Direct sum of Abelian groups and Isomorphism I'm currently reviewing my algebra for my last prelim and came across the following problem that has me stumped:  If $A,B,C $ are finite Abelian groups such that $A\oplus B \cong A\oplus C$ then show that $B\cong C$.  I'm not really sure where to start; the only thing that comes to mind is the fundamental theorem of finitely generated Abelian groups, I'm not sure if that's useful though. 
I really only want a good hint.
 A: We know that each of $A$, $B$, and $C$ are direct sums of cyclic groups of prime power order,
$$\begin{align*}
A &\cong C_{p_1^{a_1}}\times \cdots \times C_{p_k^{a_k}}\\
B &\cong C_{q_1^{b_1}}\times \cdots \times C_{q_{\ell}^{b_{\ell}}}\\
C &\cong C_{r_1^{c_1}}\times\cdots\times C_{r_m^{c_m}}.
\end{align*}$$
By the Structure Theorem for Finite(ly generated) Abelian groups, these decompositions are unique up to the order of the cyclic factors.
The decomposition of $A\times B$ is obtained by simply concatenating the two decompositions, as is the decomposition for $A\times C$. The fact that the two products are isomorphic means that the multisets
$$\{p_1^{a_1},p_2^{a_2},\ldots,p_k^{a_k},q_1^{b_1},\ldots,q_{\ell}^{b_{\ell}}\}$$
and
$$\{ p_1^{a_1},p_2^{a_2},\ldots,p_k^{a_k},r_1^{c_1},\ldots,r_{m}^{c_m}\}$$
are equal.
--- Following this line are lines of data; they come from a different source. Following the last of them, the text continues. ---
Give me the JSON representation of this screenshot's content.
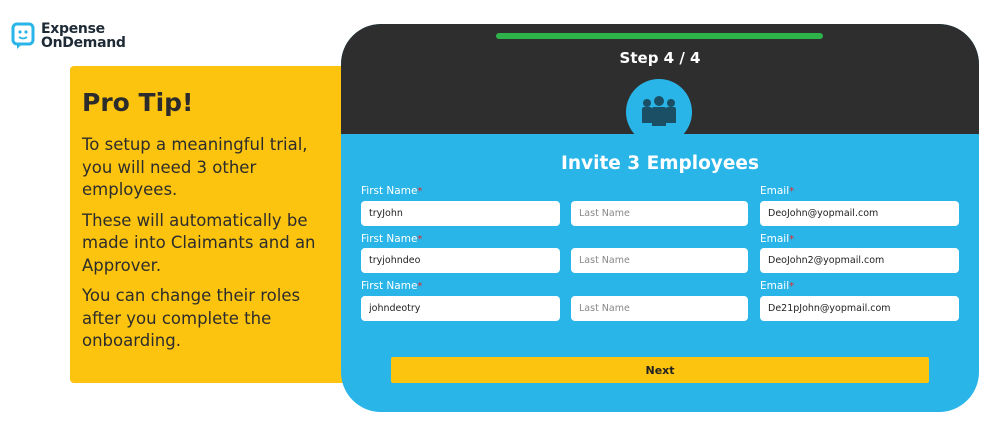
{
  "brand": {
    "line1": "Expense",
    "line2": "OnDemand",
    "color": "#29b5e8"
  },
  "tip": {
    "title": "Pro Tip!",
    "paragraphs": [
      "To setup a meaningful trial, you will need 3 other employees.",
      "These will automatically be made into Claimants and an Approver.",
      "You can change their roles after you complete the onboarding."
    ]
  },
  "wizard": {
    "step_label": "Step 4 / 4",
    "progress": 1.0,
    "title": "Invite 3 Employees",
    "labels": {
      "first_name": "First Name",
      "email": "Email",
      "required_marker": "*"
    },
    "rows": [
      {
        "first_name": "tryJohn",
        "last_name_placeholder": "Last Name",
        "email": "DeoJohn@yopmail.com"
      },
      {
        "first_name": "tryjohndeo",
        "last_name_placeholder": "Last Name",
        "email": "DeoJohn2@yopmail.com"
      },
      {
        "first_name": "johndeotry",
        "last_name_placeholder": "Last Name",
        "email": "De21pJohn@yopmail.com"
      }
    ],
    "next_label": "Next"
  },
  "colors": {
    "accent": "#29b5e8",
    "tip_bg": "#fcc40f",
    "header_bg": "#2e2e2e",
    "progress": "#2db34a",
    "required": "#e8262a"
  }
}
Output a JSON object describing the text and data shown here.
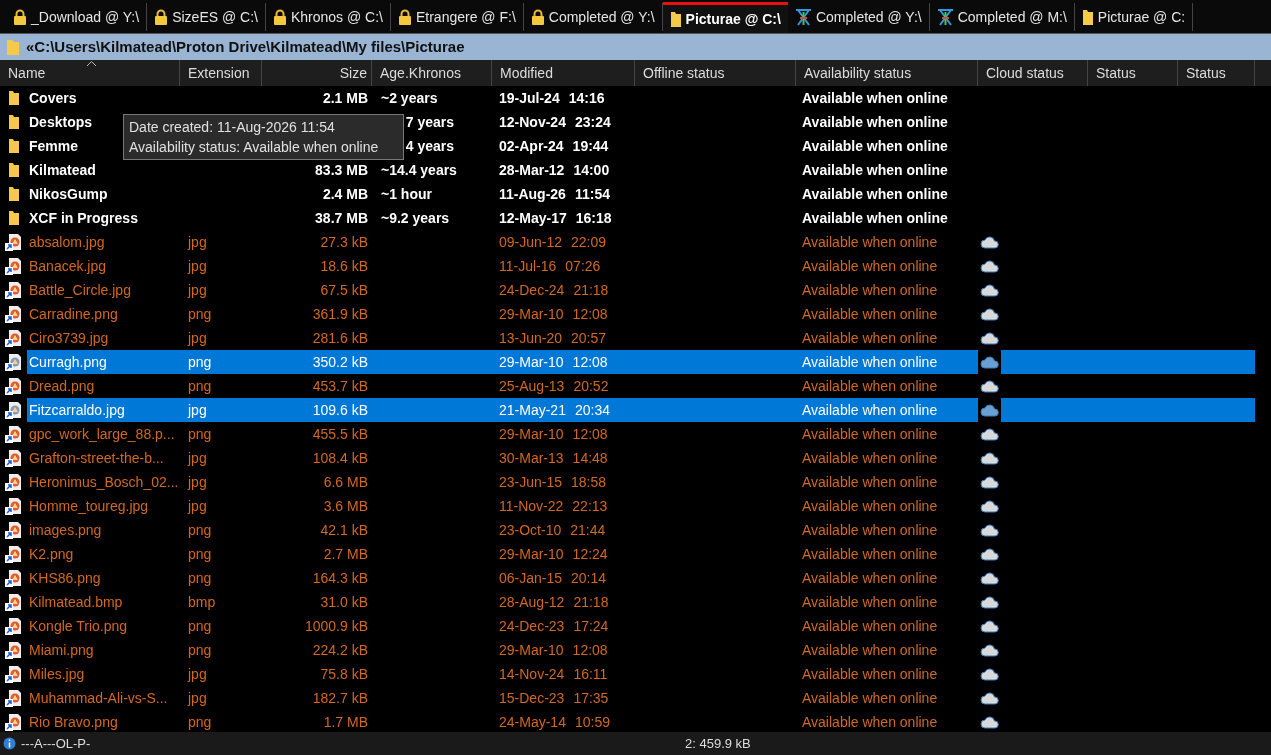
{
  "tabs": [
    {
      "label": "_Download @ Y:\\",
      "kind": "locked",
      "selected": false
    },
    {
      "label": "SizeES @ C:\\",
      "kind": "locked",
      "selected": false
    },
    {
      "label": "Khronos @ C:\\",
      "kind": "locked",
      "selected": false
    },
    {
      "label": "Etrangere @ F:\\",
      "kind": "locked",
      "selected": false
    },
    {
      "label": "Completed @ Y:\\",
      "kind": "locked",
      "selected": false
    },
    {
      "label": "Picturae @ C:\\",
      "kind": "folder",
      "selected": true
    },
    {
      "label": "Completed @ Y:\\",
      "kind": "tool",
      "selected": false
    },
    {
      "label": "Completed @ M:\\",
      "kind": "tool",
      "selected": false
    },
    {
      "label": "Picturae @ C:",
      "kind": "folder",
      "selected": false
    }
  ],
  "path": "«C:\\Users\\Kilmatead\\Proton Drive\\Kilmatead\\My files\\Picturae",
  "columns": [
    "Name",
    "Extension",
    "Size",
    "Age.Khronos",
    "Modified",
    "Offline status",
    "Availability status",
    "Cloud status",
    "Status",
    "Status"
  ],
  "rows": [
    {
      "kind": "folder",
      "name": "Covers",
      "size": "2.1 MB",
      "age": "~2 years",
      "date": "19-Jul-24",
      "time": "14:16",
      "availability": "Available when online",
      "selected": false
    },
    {
      "kind": "folder",
      "name": "Desktops",
      "age": "7 years",
      "date": "12-Nov-24",
      "time": "23:24",
      "availability": "Available when online",
      "selected": false
    },
    {
      "kind": "folder",
      "name": "Femme",
      "age": "4 years",
      "date": "02-Apr-24",
      "time": "19:44",
      "availability": "Available when online",
      "selected": false
    },
    {
      "kind": "folder",
      "name": "Kilmatead",
      "size": "83.3 MB",
      "age": "~14.4 years",
      "date": "28-Mar-12",
      "time": "14:00",
      "availability": "Available when online",
      "selected": false
    },
    {
      "kind": "folder",
      "name": "NikosGump",
      "size": "2.4 MB",
      "age": "~1 hour",
      "date": "11-Aug-26",
      "time": "11:54",
      "availability": "Available when online",
      "selected": false
    },
    {
      "kind": "folder",
      "name": "XCF in Progress",
      "size": "38.7 MB",
      "age": "~9.2 years",
      "date": "12-May-17",
      "time": "16:18",
      "availability": "Available when online",
      "selected": false
    },
    {
      "kind": "file",
      "name": "absalom.jpg",
      "ext": "jpg",
      "size": "27.3 kB",
      "date": "09-Jun-12",
      "time": "22:09",
      "availability": "Available when online",
      "selected": false
    },
    {
      "kind": "file",
      "name": "Banacek.jpg",
      "ext": "jpg",
      "size": "18.6 kB",
      "date": "11-Jul-16",
      "time": "07:26",
      "availability": "Available when online",
      "selected": false
    },
    {
      "kind": "file",
      "name": "Battle_Circle.jpg",
      "ext": "jpg",
      "size": "67.5 kB",
      "date": "24-Dec-24",
      "time": "21:18",
      "availability": "Available when online",
      "selected": false
    },
    {
      "kind": "file",
      "name": "Carradine.png",
      "ext": "png",
      "size": "361.9 kB",
      "date": "29-Mar-10",
      "time": "12:08",
      "availability": "Available when online",
      "selected": false
    },
    {
      "kind": "file",
      "name": "Ciro3739.jpg",
      "ext": "jpg",
      "size": "281.6 kB",
      "date": "13-Jun-20",
      "time": "20:57",
      "availability": "Available when online",
      "selected": false
    },
    {
      "kind": "file",
      "name": "Curragh.png",
      "ext": "png",
      "size": "350.2 kB",
      "date": "29-Mar-10",
      "time": "12:08",
      "availability": "Available when online",
      "selected": true
    },
    {
      "kind": "file",
      "name": "Dread.png",
      "ext": "png",
      "size": "453.7 kB",
      "date": "25-Aug-13",
      "time": "20:52",
      "availability": "Available when online",
      "selected": false
    },
    {
      "kind": "file",
      "name": "Fitzcarraldo.jpg",
      "ext": "jpg",
      "size": "109.6 kB",
      "date": "21-May-21",
      "time": "20:34",
      "availability": "Available when online",
      "selected": true
    },
    {
      "kind": "file",
      "name": "gpc_work_large_88.p...",
      "ext": "png",
      "size": "455.5 kB",
      "date": "29-Mar-10",
      "time": "12:08",
      "availability": "Available when online",
      "selected": false
    },
    {
      "kind": "file",
      "name": "Grafton-street-the-b...",
      "ext": "jpg",
      "size": "108.4 kB",
      "date": "30-Mar-13",
      "time": "14:48",
      "availability": "Available when online",
      "selected": false
    },
    {
      "kind": "file",
      "name": "Heronimus_Bosch_02...",
      "ext": "jpg",
      "size": "6.6 MB",
      "date": "23-Jun-15",
      "time": "18:58",
      "availability": "Available when online",
      "selected": false
    },
    {
      "kind": "file",
      "name": "Homme_toureg.jpg",
      "ext": "jpg",
      "size": "3.6 MB",
      "date": "11-Nov-22",
      "time": "22:13",
      "availability": "Available when online",
      "selected": false
    },
    {
      "kind": "file",
      "name": "images.png",
      "ext": "png",
      "size": "42.1 kB",
      "date": "23-Oct-10",
      "time": "21:44",
      "availability": "Available when online",
      "selected": false
    },
    {
      "kind": "file",
      "name": "K2.png",
      "ext": "png",
      "size": "2.7 MB",
      "date": "29-Mar-10",
      "time": "12:24",
      "availability": "Available when online",
      "selected": false
    },
    {
      "kind": "file",
      "name": "KHS86.png",
      "ext": "png",
      "size": "164.3 kB",
      "date": "06-Jan-15",
      "time": "20:14",
      "availability": "Available when online",
      "selected": false
    },
    {
      "kind": "file",
      "name": "Kilmatead.bmp",
      "ext": "bmp",
      "size": "31.0 kB",
      "date": "28-Aug-12",
      "time": "21:18",
      "availability": "Available when online",
      "selected": false
    },
    {
      "kind": "file",
      "name": "Kongle Trio.png",
      "ext": "png",
      "size": "1000.9 kB",
      "date": "24-Dec-23",
      "time": "17:24",
      "availability": "Available when online",
      "selected": false
    },
    {
      "kind": "file",
      "name": "Miami.png",
      "ext": "png",
      "size": "224.2 kB",
      "date": "29-Mar-10",
      "time": "12:08",
      "availability": "Available when online",
      "selected": false
    },
    {
      "kind": "file",
      "name": "Miles.jpg",
      "ext": "jpg",
      "size": "75.8 kB",
      "date": "14-Nov-24",
      "time": "16:11",
      "availability": "Available when online",
      "selected": false
    },
    {
      "kind": "file",
      "name": "Muhammad-Ali-vs-S...",
      "ext": "jpg",
      "size": "182.7 kB",
      "date": "15-Dec-23",
      "time": "17:35",
      "availability": "Available when online",
      "selected": false
    },
    {
      "kind": "file",
      "name": "Rio Bravo.png",
      "ext": "png",
      "size": "1.7 MB",
      "date": "24-May-14",
      "time": "10:59",
      "availability": "Available when online",
      "selected": false
    }
  ],
  "tooltip": [
    "Date created: 11-Aug-2026 11:54",
    "Availability status: Available when online"
  ],
  "status_bar": {
    "attributes": "---A---OL-P-",
    "selection": "2: 459.9 kB"
  }
}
Subtracting the multiset $\{p_1^{a_1},\ldots,p_k^{a_k}\}$ from both, you get that the multiset of factors for $B$, namely
$$\{ q_1^{b_1},\ldots,q_{\ell}^{b_{\ell}}\}$$
and that for $C$, namely
$$\{ r_1^{c_1},\ldots,r_m^{c_m}\}$$
are in fact identical, which again by the Structure Theorem implies that $B\cong C$.
The result holds more generally for finitely generated abelian groups, but fails once you drop that assumption. (For example, you could take $A$ a product of infinitely many copies of $\mathbb{Z}$, $B$ equal to $\mathbb{Z}$, and $C$ trivial).